In the case of the activists, D.Y. Chandrachud, once again, offered a strong dissenting judgment while the Chief Justice, Misra, and the judge, A.M. Khanwilkar, refused to intervene in the arrests. Much like his judgment on Aadhaar, here too Chandrachud upheld the rights of the individual and sharply attacked the Pune police for holding press briefings against the accused even while investigations were on.
It seemed entirely apposite that a dissenting judgment should uphold the right to dissent. “Individuals who assert causes which may be unpopular to the echelons of power are yet entitled to the freedoms which are guaranteed by the Constitution. Dissent is a symbol of a vibrant democracy. Voices in the opposition cannot be muzzled by persecuting those who take up unpopular causes,” he noted.
Majority verdicts alone are binding but dissenting views are significant too. In legal parlance, minority judgments have a “persuasive value” which can be cited as a view of the courts by advocates while arguing other cases.
But more than the substance of the arguments made, all four dissenting judgments (notable for their cogency and articulation) underline much needed principles.

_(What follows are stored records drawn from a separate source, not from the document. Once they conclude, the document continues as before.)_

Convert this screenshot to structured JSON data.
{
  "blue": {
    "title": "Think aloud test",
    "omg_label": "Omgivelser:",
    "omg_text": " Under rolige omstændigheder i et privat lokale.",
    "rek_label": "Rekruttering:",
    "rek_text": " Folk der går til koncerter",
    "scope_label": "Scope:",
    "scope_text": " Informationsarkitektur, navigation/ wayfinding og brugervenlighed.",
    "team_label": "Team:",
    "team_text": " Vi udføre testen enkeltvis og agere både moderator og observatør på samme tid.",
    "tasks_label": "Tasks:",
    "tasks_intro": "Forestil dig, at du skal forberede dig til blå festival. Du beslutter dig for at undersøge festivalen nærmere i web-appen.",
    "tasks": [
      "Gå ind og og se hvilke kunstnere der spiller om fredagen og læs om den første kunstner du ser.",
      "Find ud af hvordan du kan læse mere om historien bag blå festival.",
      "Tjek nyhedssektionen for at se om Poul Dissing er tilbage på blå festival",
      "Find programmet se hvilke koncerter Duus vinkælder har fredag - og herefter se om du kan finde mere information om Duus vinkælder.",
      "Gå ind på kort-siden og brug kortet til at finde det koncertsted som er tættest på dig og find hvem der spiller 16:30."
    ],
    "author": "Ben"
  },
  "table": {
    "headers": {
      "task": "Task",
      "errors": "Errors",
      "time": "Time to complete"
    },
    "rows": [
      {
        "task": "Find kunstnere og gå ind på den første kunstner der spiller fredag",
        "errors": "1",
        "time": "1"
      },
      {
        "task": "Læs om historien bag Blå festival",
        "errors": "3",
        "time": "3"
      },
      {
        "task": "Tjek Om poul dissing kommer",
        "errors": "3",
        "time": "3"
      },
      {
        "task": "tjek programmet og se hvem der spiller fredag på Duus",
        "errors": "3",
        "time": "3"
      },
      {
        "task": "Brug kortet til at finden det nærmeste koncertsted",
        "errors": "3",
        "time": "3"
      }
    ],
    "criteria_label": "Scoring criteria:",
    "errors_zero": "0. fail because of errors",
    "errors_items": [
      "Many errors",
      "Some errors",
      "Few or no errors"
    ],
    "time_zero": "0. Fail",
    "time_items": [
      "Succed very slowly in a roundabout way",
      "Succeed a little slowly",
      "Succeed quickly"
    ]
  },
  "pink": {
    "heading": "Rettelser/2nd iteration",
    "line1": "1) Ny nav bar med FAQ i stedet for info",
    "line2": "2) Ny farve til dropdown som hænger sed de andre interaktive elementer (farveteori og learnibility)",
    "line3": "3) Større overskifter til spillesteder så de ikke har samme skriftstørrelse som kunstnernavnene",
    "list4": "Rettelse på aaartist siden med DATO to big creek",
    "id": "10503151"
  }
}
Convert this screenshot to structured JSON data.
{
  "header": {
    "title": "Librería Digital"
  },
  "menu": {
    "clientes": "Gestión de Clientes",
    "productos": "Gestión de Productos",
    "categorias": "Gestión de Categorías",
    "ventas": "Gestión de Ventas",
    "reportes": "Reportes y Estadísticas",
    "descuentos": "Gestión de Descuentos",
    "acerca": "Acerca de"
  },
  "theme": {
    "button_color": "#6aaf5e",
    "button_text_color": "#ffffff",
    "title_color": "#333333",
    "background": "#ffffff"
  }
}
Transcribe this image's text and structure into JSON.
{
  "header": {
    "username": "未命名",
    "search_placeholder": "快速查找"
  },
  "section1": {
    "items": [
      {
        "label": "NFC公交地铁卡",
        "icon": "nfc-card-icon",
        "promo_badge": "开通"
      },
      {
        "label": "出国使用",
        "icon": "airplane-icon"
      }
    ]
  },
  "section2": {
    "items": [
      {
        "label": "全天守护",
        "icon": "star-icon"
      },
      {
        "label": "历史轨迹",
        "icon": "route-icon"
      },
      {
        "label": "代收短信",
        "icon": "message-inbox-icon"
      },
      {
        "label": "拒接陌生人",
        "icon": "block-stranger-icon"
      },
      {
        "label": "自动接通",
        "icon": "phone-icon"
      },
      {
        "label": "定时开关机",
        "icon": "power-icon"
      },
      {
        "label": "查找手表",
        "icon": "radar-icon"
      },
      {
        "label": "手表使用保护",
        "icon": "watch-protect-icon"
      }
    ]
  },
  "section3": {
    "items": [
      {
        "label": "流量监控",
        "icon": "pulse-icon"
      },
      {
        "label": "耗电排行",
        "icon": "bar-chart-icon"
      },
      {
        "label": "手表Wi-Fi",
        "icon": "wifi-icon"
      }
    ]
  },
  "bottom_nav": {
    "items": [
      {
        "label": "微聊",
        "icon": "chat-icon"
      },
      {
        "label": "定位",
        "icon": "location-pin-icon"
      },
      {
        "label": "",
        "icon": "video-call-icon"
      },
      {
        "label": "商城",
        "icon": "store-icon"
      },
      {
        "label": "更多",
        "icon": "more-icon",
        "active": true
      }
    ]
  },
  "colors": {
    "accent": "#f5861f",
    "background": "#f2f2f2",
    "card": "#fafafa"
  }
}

They show that the higher judiciary is not one monolithic entity but comprises fiercely independent judges with minds of their own. Unlike the United States of America, where a judge is usually known to be “conservative” or “liberal” in advance and their judgments are along predictable lines, it is difficult to make any such calculations here.
For instance, D.Y. Chandrachud’s judgment dismissing the petition calling for a thorough investigation into the mysterious death of the judge, B.H. Loya, had dismayed the same activists who are today hailing his views on Aadhaar and his scathing criticism of the Pune police. Similarly, Indu Malhotra did not allow her gender to come in the way of her interpretation of the Constitution in sensitive matters concerning faith and religious practice to deliver a thoughtful dissenting judgment.
But most of all, at a time when a majoritarian ideology threatens to crush all alternative views as “anti-national”, the fact that learned judges of the highest court of the land can hold sharply divergent views on crucial matters of State is deeply reassuring. The dissenting judgments not only enrich our public discourse — they also renew the ordinary citizen’s faith in India’s constitutional democracy.